Y no paró en todo el viaje. Veíamos la nieve desde la playa, y las olas rondaban los 4 metros. En la protegida Ría de Ladrido el paisaje se amansaba.
Una podría estar sentado horas viendo cómo cambia la marea desde Ladrido, es mágico este rincón.
Al otro lado de la Ría, en el embarcadero de Sismundi, una gama infinita de azules, verdes y grises.
En Cariño nos pilló la lluvia pero pudimos aprovechar la visita a los ostreros para retratar la playa y el puerto.

Rebasada esta última playa antes de subir y subir las callejuelas del pueblo en dirección al cabo Ortegal.

Llegados al gran faro, uno se hace enseguida a la idea de porqué se necesita un faro tan descomunal.
Y es que la costa Ártabra comienza aquí de la manera más descarnada, con unos acantilados ciclópeos que se estiran hacia arriba y hacia Poniente, desafiando la verticalidad, y rozando las nubes bajas.


Los islotes de Os Aguillons, el Trileuco de ptolomeo, son el último lugar donde ha criado el arao ibérico, un triste fantasma que aguantó en el lugar más inhóspito, pero ni siquiera esto fue
suficiente.
Desde aquí ya el alucine fue en aumento, subiendo con el coche a la Sierra de la Capelada, muy por encima del cabo Ortegal, en un cuchillo de roca que está formado por algunos de los materiales más antiguos de España, hasta 1.100 millones de años. La vista desde allí arriba hacia Cariño y toda la ría de Ortigueira parecía irreal, y más propia de un avión.

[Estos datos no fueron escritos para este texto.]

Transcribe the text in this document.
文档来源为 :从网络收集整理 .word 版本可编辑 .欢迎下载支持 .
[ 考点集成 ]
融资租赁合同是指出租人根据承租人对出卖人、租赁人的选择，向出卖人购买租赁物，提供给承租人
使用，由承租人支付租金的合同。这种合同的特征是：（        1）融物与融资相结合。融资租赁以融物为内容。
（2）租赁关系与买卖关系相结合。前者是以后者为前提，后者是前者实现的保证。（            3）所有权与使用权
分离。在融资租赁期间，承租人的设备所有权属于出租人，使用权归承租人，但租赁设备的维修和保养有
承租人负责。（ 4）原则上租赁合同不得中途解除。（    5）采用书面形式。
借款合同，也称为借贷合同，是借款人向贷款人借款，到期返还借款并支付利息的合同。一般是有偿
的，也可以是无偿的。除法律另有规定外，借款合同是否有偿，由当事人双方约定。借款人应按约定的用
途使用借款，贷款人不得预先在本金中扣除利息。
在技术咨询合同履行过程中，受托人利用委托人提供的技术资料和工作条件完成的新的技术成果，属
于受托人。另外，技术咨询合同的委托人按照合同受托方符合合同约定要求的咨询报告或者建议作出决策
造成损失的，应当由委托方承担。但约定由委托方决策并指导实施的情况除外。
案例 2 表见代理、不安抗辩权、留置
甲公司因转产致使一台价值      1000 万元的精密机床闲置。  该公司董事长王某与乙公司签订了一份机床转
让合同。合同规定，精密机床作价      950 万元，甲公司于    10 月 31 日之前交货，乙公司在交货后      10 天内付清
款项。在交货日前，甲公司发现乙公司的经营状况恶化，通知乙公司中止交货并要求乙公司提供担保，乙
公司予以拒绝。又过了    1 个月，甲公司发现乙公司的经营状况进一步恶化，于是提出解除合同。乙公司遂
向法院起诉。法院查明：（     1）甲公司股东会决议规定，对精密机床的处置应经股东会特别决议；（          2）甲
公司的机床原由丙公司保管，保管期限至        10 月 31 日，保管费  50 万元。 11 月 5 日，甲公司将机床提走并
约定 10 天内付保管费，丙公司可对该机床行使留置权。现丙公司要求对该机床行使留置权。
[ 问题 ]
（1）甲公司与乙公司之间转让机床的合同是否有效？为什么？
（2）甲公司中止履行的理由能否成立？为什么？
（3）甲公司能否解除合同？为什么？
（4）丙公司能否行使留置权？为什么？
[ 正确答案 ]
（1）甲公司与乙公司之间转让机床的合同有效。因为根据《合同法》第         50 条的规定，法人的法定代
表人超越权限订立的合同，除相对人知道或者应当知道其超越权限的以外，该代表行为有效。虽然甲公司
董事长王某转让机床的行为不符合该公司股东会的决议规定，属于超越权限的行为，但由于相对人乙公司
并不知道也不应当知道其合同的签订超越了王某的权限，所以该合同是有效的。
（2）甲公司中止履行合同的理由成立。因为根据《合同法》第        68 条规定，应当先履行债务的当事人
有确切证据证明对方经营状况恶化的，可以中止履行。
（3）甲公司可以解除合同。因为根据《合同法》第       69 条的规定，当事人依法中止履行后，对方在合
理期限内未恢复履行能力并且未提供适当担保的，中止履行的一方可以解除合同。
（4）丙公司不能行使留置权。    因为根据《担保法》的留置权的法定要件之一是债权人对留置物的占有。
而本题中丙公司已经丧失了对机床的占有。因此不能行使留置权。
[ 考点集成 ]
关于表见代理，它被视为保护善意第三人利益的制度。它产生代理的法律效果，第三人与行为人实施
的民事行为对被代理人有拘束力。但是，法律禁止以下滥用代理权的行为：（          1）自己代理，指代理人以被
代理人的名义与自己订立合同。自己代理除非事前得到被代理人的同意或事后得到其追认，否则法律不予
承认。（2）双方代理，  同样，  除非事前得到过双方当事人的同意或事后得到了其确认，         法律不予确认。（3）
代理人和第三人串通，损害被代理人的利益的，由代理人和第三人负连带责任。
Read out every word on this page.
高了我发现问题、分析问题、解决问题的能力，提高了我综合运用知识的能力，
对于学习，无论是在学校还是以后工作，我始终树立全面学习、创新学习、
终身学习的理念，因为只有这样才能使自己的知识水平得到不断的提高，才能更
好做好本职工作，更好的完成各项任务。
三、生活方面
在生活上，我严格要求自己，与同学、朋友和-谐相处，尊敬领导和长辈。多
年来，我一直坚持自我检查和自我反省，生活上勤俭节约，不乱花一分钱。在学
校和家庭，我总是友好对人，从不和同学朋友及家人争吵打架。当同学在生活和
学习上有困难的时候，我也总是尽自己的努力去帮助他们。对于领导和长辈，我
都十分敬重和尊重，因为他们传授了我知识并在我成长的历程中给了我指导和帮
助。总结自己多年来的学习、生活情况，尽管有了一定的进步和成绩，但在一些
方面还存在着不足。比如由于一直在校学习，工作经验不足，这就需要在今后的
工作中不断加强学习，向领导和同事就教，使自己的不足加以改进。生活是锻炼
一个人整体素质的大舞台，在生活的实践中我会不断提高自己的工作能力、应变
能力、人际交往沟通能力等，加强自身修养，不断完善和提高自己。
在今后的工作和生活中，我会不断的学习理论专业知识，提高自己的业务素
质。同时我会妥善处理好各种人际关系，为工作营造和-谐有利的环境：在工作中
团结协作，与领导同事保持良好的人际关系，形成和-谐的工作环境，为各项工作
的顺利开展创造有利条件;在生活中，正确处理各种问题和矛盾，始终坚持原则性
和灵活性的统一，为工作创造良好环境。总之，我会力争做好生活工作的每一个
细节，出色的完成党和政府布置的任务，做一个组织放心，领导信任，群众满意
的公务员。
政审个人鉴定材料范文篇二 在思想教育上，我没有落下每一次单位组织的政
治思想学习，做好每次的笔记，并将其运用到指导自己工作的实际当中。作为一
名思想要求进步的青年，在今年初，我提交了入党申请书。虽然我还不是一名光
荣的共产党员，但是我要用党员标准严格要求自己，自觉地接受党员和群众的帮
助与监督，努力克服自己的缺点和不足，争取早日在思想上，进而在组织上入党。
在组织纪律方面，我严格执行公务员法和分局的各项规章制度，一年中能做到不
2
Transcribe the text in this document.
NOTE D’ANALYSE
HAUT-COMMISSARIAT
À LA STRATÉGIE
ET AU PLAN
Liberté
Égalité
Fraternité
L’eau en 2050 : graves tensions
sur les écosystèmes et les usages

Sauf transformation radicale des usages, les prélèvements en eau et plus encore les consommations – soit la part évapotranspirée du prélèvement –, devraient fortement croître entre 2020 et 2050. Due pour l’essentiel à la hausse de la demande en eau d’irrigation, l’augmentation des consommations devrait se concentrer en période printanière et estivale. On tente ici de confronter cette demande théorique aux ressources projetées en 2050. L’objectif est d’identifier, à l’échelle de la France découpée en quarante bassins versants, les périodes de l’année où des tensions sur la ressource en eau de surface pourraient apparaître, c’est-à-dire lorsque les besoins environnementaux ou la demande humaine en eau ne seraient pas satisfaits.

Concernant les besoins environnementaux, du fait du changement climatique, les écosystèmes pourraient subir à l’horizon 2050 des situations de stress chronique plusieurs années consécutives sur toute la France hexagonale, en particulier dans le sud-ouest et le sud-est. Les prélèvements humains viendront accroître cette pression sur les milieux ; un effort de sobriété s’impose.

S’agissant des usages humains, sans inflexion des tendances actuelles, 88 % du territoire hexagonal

Llegar arriba es todo un regalo para la vista y para el corazón.
Hacia el oeste, los acantilados más altos de Europa continental, con unas caídas de vértigo. Tuvimos la suerte de que las nubes cargadas de humedad del Atlántico tuviesen que remontar esta pared y rompían delante nuestro, nos sentimos muy especiales, allí solos frente a tanta belleza y poesía.